Why sharing your emotional status with others is useful?
Everyone experiences emotions every day, every hour and every second. It is essential to know what we are feeling, how it affects our lives, and how to deal with emotions. Most probably, the first thought that comes to mind when we hear “deal with”, we think of unpleasant emotions. It is essential to mention that pleasant and unpleasant emotions are necessary for us.
When your car breaks down, you either know how to fix it or find someone to fix it. Dealing with emotions is a little bit harder. There is no repair shop where you can take your feelings and emotions for a check. But there is a way to deal with them by sharing how you feel with others.
There are many reasons why expressing our emotions can be difficult. One reason is that some of us tend to internalize feelings rather than speak up.

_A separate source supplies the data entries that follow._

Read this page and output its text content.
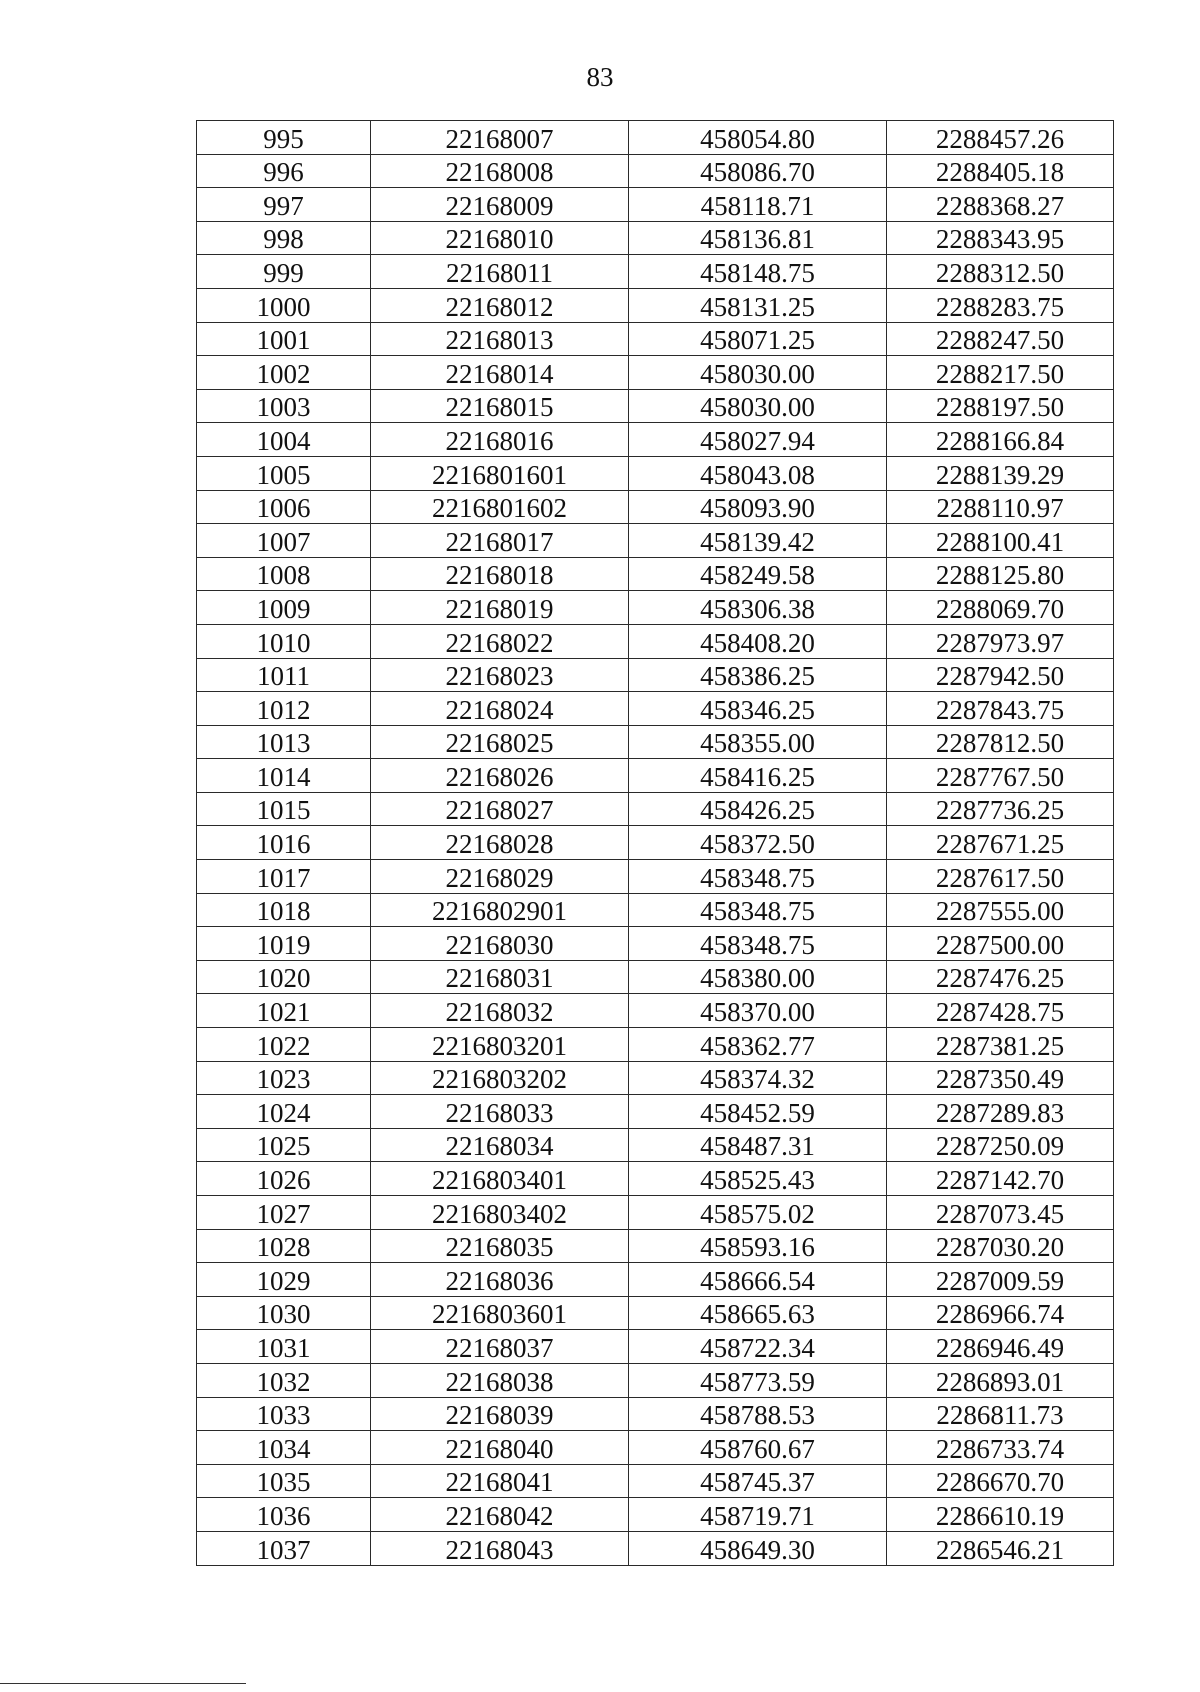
83
995	22168007	458054.80	2288457.26
996	22168008	458086.70	2288405.18
997	22168009	458118.71	2288368.27
998	22168010	458136.81	2288343.95
999	22168011	458148.75	2288312.50
1000	22168012	458131.25	2288283.75
1001	22168013	458071.25	2288247.50
1002	22168014	458030.00	2288217.50
1003	22168015	458030.00	2288197.50
1004	22168016	458027.94	2288166.84
1005	2216801601	458043.08	2288139.29
1006	2216801602	458093.90	2288110.97
1007	22168017	458139.42	2288100.41
1008	22168018	458249.58	2288125.80
1009	22168019	458306.38	2288069.70
1010	22168022	458408.20	2287973.97
1011	22168023	458386.25	2287942.50
1012	22168024	458346.25	2287843.75
1013	22168025	458355.00	2287812.50
1014	22168026	458416.25	2287767.50
1015	22168027	458426.25	2287736.25
1016	22168028	458372.50	2287671.25
1017	22168029	458348.75	2287617.50
1018	2216802901	458348.75	2287555.00
1019	22168030	458348.75	2287500.00
1020	22168031	458380.00	2287476.25
1021	22168032	458370.00	2287428.75
1022	2216803201	458362.77	2287381.25
1023	2216803202	458374.32	2287350.49
1024	22168033	458452.59	2287289.83
1025	22168034	458487.31	2287250.09
1026	2216803401	458525.43	2287142.70
1027	2216803402	458575.02	2287073.45
1028	22168035	458593.16	2287030.20
1029	22168036	458666.54	2287009.59
1030	2216803601	458665.63	2286966.74
1031	22168037	458722.34	2286946.49
1032	22168038	458773.59	2286893.01
1033	22168039	458788.53	2286811.73
1034	22168040	458760.67	2286733.74
1035	22168041	458745.37	2286670.70
1036	22168042	458719.71	2286610.19
1037	22168043	458649.30	2286546.21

Another reason is that experiencing emotions, such as guilt or shame, can be overwhelming. This leads to reduced motivation to talk about the perception of others about me and my perception of self.
Ask yourself, are you rather an open book always showing your emotions? Or do you keep your inner emotional states to yourself? Do you try to look calm and composed during a job interview despite feeling anxious? When your boss is yelling and criticizing you, do you try not to show your frustration to him/her? During a conflict with your partner, do you choose to walk away without sharing what bothers you? Perhaps, you think that expressing unpleasant emotions is not polite. However, expression of your emotions is quite the opposite!
Psychologist James Gross developed the emotion regulation model, which focuses on expressing emotions while viewing and thinking about the situation from the other side. Psychologically, this process is called ‘cognitive reappraisal’. It involves the reinterpretation of emotional situation that neutralizes its emotional impact. Another part of the model is the suppression of emotions. Suppress emotions expressively means trying to not express them and suppress experientially means trying to not experience emotions at all. The reason we are hiding our emotions is a hope for beneficial, effective consequences. However, many scientific articles refer to adverse effects if a person suppresses emotions, expressively and experientially.
According to the scientists Roth, Vansteenkiste and Ryan, having and experiencing both pleasant and unpleasant emotions is associated with personal growth. One way how concealing emotions affect our personal growth is by affecting cognitive functioning, which is processes related to memory, learning, attention, decision making.
The advantages of sharing emotions can be explained by brain functioning. When you have very intense emotions, such as fear, aggression, or anxiety, the amygdala is activated (the amygdala plays essential roles in emotion and behaviour). It helps distinguish whether the situation is a threat, devise a response to that threat if necessary, and store the information in your memory to recognize the danger later. When you get stressed or overwhelmed, this part of your brain can take control and even override more logical thought processes.
Researcher Lieberman and colleagues suggested that putting your feelings into words (this process is called “affect labelling”) can diminish the response of the amygdala when you encounter things that are upsetting. This is how, over time, you can become less stressed over something that bothers you. For example, if you got in a car accident, even being in a car immediately afterwards could overwhelm you emotionally. But as you talk through your experience, put your feelings and emotions into words and process what happened, you can get back in the car without having the same emotional reaction.
Letting us feel and share emotions with others leads to feelings of freedom, autonomous living and adaptive coping strategy with life. Similarly to eating healthy and exercising, sharing emotions increases our physical well-being. It also contributes to an overall improvement of our mental well-being. And even more important, it can help you understand how and why you feel as well as how to handle your emotions more effectively in the future.